En route to the hospital the patient states his breathing is improving slightly but is not back to where it was prior to walking to the stretcher. At the hospital the patient is transferred over to the hospital gurney and the emergency department takes over care.

Difficulty Breathing/Shortness of Breath
Difficulty breathing and shortness of breath are some of the most common emergency responses. The reasons for SOB are many, and are often layered (meaning two causes occurring at once, such as a COPD patient who develops pneumonia). 

Our first job as EMS providers is to determine SICK/NOT SICK that allows us to treat the signs and symptoms we see in such a way that we do not make the patient worse.

Obviously oxygen is an excellent treatment for any person with respiratory difficulties and is very appropriate in the care of this patient. However, walking the patient to the stretcher was a bad choice. 

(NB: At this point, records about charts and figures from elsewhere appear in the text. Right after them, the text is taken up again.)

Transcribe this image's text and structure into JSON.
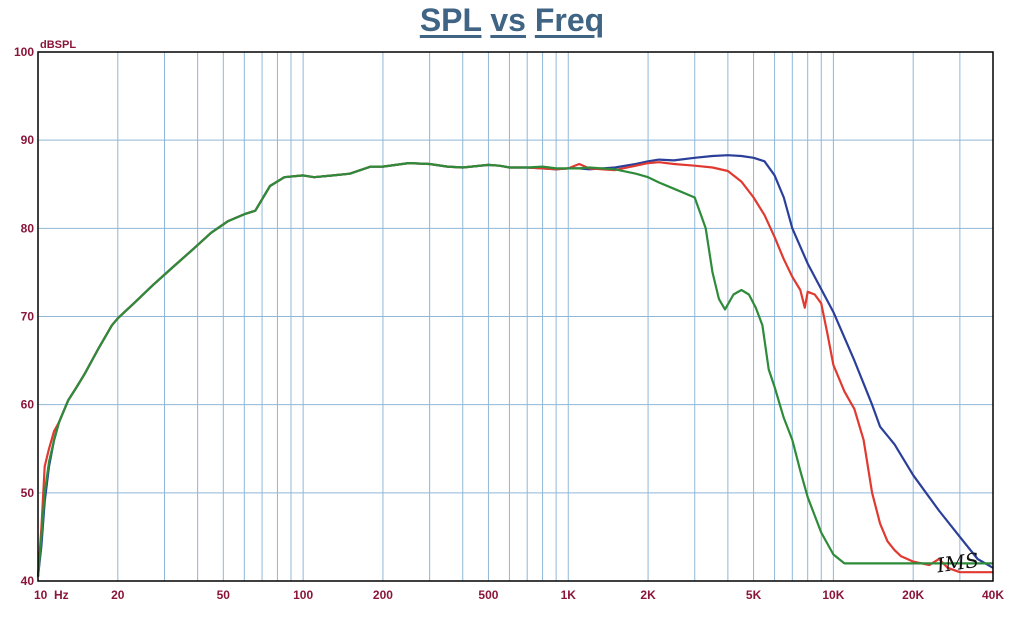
{
  "title": {
    "word1": "SPL",
    "word2": "vs",
    "word3": "Freq"
  },
  "signature": "IMS",
  "colors": {
    "background": "#ffffff",
    "axis_text": "#8b1538",
    "grid": "#8fb8d8",
    "border": "#000000",
    "title": "#3f6484"
  },
  "chart_data": {
    "type": "line",
    "title": "SPL vs Freq",
    "xlabel": "",
    "ylabel": "dBSPL",
    "x_scale": "log",
    "xlim": [
      10,
      40000
    ],
    "ylim": [
      40,
      100
    ],
    "grid": true,
    "x_ticks": [
      {
        "value": 10,
        "label": "10  Hz"
      },
      {
        "value": 20,
        "label": "20"
      },
      {
        "value": 50,
        "label": "50"
      },
      {
        "value": 100,
        "label": "100"
      },
      {
        "value": 200,
        "label": "200"
      },
      {
        "value": 500,
        "label": "500"
      },
      {
        "value": 1000,
        "label": "1K"
      },
      {
        "value": 2000,
        "label": "2K"
      },
      {
        "value": 5000,
        "label": "5K"
      },
      {
        "value": 10000,
        "label": "10K"
      },
      {
        "value": 20000,
        "label": "20K"
      },
      {
        "value": 40000,
        "label": "40K"
      }
    ],
    "y_ticks": [
      100,
      90,
      80,
      70,
      60,
      50,
      40
    ],
    "series": [
      {
        "color": "#2b3f9a",
        "x": [
          10,
          10.3,
          10.6,
          11,
          11.5,
          12,
          13,
          14,
          15,
          17,
          19,
          20,
          23,
          27,
          32,
          38,
          45,
          52,
          60,
          66,
          75,
          85,
          100,
          110,
          130,
          150,
          180,
          200,
          250,
          300,
          350,
          400,
          500,
          550,
          600,
          700,
          800,
          900,
          1000,
          1100,
          1200,
          1500,
          1800,
          2000,
          2200,
          2500,
          3000,
          3500,
          4000,
          4500,
          5000,
          5500,
          6000,
          6500,
          7000,
          8000,
          10000,
          12000,
          14000,
          15000,
          17000,
          20000,
          25000,
          30000,
          35000,
          40000
        ],
        "y": [
          40.5,
          44,
          49,
          53,
          56,
          58,
          60.5,
          62,
          63.5,
          66.5,
          69,
          69.8,
          71.5,
          73.5,
          75.5,
          77.5,
          79.5,
          80.8,
          81.6,
          82,
          84.8,
          85.8,
          86,
          85.8,
          86,
          86.2,
          87,
          87,
          87.4,
          87.3,
          87,
          86.9,
          87.2,
          87.1,
          86.9,
          86.9,
          86.8,
          86.7,
          86.8,
          86.8,
          86.7,
          86.9,
          87.3,
          87.6,
          87.8,
          87.7,
          88,
          88.2,
          88.3,
          88.2,
          88,
          87.6,
          86,
          83.5,
          80,
          76,
          70.5,
          65,
          60,
          57.5,
          55.5,
          52,
          48,
          45,
          42.5,
          41.5
        ]
      },
      {
        "color": "#e03a30",
        "x": [
          10,
          10.3,
          10.6,
          11,
          11.5,
          12,
          13,
          14,
          15,
          17,
          19,
          20,
          23,
          27,
          32,
          38,
          45,
          52,
          60,
          66,
          75,
          85,
          100,
          110,
          130,
          150,
          180,
          200,
          250,
          300,
          350,
          400,
          500,
          550,
          600,
          700,
          800,
          900,
          1000,
          1100,
          1200,
          1500,
          1800,
          2000,
          2200,
          2500,
          3000,
          3500,
          4000,
          4500,
          5000,
          5500,
          6000,
          6500,
          7000,
          7500,
          7800,
          8000,
          8500,
          9000,
          9500,
          10000,
          11000,
          12000,
          13000,
          14000,
          15000,
          16000,
          17000,
          18000,
          20000,
          23000,
          25000,
          27000,
          30000,
          35000,
          40000
        ],
        "y": [
          40.5,
          46,
          53,
          55,
          57,
          58,
          60.5,
          62,
          63.5,
          66.5,
          69,
          69.8,
          71.5,
          73.5,
          75.5,
          77.5,
          79.5,
          80.8,
          81.6,
          82,
          84.8,
          85.8,
          86,
          85.8,
          86,
          86.2,
          87,
          87,
          87.4,
          87.3,
          87,
          86.9,
          87.2,
          87.1,
          86.9,
          86.9,
          86.8,
          86.7,
          86.8,
          87.3,
          86.8,
          86.6,
          87.1,
          87.4,
          87.5,
          87.3,
          87.1,
          86.9,
          86.5,
          85.3,
          83.5,
          81.5,
          79,
          76.5,
          74.5,
          73,
          71,
          72.8,
          72.5,
          71.5,
          68,
          64.5,
          61.5,
          59.5,
          56,
          50,
          46.5,
          44.5,
          43.5,
          42.8,
          42.2,
          41.8,
          42.5,
          41.5,
          41,
          41,
          41
        ]
      },
      {
        "color": "#2e8b3a",
        "x": [
          10,
          10.3,
          10.6,
          11,
          11.5,
          12,
          13,
          14,
          15,
          17,
          19,
          20,
          23,
          27,
          32,
          38,
          45,
          52,
          60,
          66,
          75,
          85,
          100,
          110,
          130,
          150,
          180,
          200,
          250,
          300,
          350,
          400,
          500,
          550,
          600,
          700,
          800,
          900,
          1000,
          1100,
          1200,
          1500,
          1800,
          2000,
          2200,
          2500,
          3000,
          3300,
          3500,
          3700,
          3900,
          4200,
          4500,
          4800,
          5100,
          5400,
          5700,
          6000,
          6500,
          7000,
          7500,
          8000,
          9000,
          10000,
          11000,
          12000,
          15000,
          20000,
          25000,
          30000,
          35000,
          40000
        ],
        "y": [
          40.5,
          45,
          50,
          53.5,
          56,
          58,
          60.5,
          62,
          63.5,
          66.5,
          69,
          69.8,
          71.5,
          73.5,
          75.5,
          77.5,
          79.5,
          80.8,
          81.6,
          82,
          84.8,
          85.8,
          86,
          85.8,
          86,
          86.2,
          87,
          87,
          87.4,
          87.3,
          87,
          86.9,
          87.2,
          87.1,
          86.9,
          86.9,
          87,
          86.8,
          86.8,
          86.8,
          86.9,
          86.7,
          86.2,
          85.8,
          85.2,
          84.5,
          83.5,
          80,
          75,
          72,
          70.8,
          72.5,
          73,
          72.5,
          71,
          69,
          64,
          62,
          58.5,
          56,
          52.5,
          49.5,
          45.5,
          43,
          42,
          42,
          42,
          42,
          42,
          42,
          42,
          42
        ]
      }
    ]
  }
}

Often people suffering from breathing difficulties will not tolerate even small amounts of physical exertion and so this must be avoided. If possible this patient should be carried to the stretcher. Before lifting the patient, let him or her know what you are going to do and give them a chance to understand the steps you are taking and the reasons for them. The very act of being carried can also cause anxiety for the patient which could also exacerbate his or her difficulty breathing. If you anticipate the patient's breathing may become worse with movement, consider high flow oxygen before the move and if they appear unstable, an ALS evaluation might be in order.  

Another factor in the movement of this patient is his change of position. The 'sitting' position on the stretcher is much different than that in chair or on the side of a bed. On the stretcher with his legs up the patient does not have the freedom of movement of his diaphragm as he does when his legs are down. If CHF is a factor, then the pooling of blood in the legs is minimized when they are level with the pelvis.

Placement of a patient on a stretcher can worsen a patient's breathing difficulties. If you suspect this could be an issue, pre-treat the patient with high flow oxygen and be ready to provide further assistance if the patient decompensates.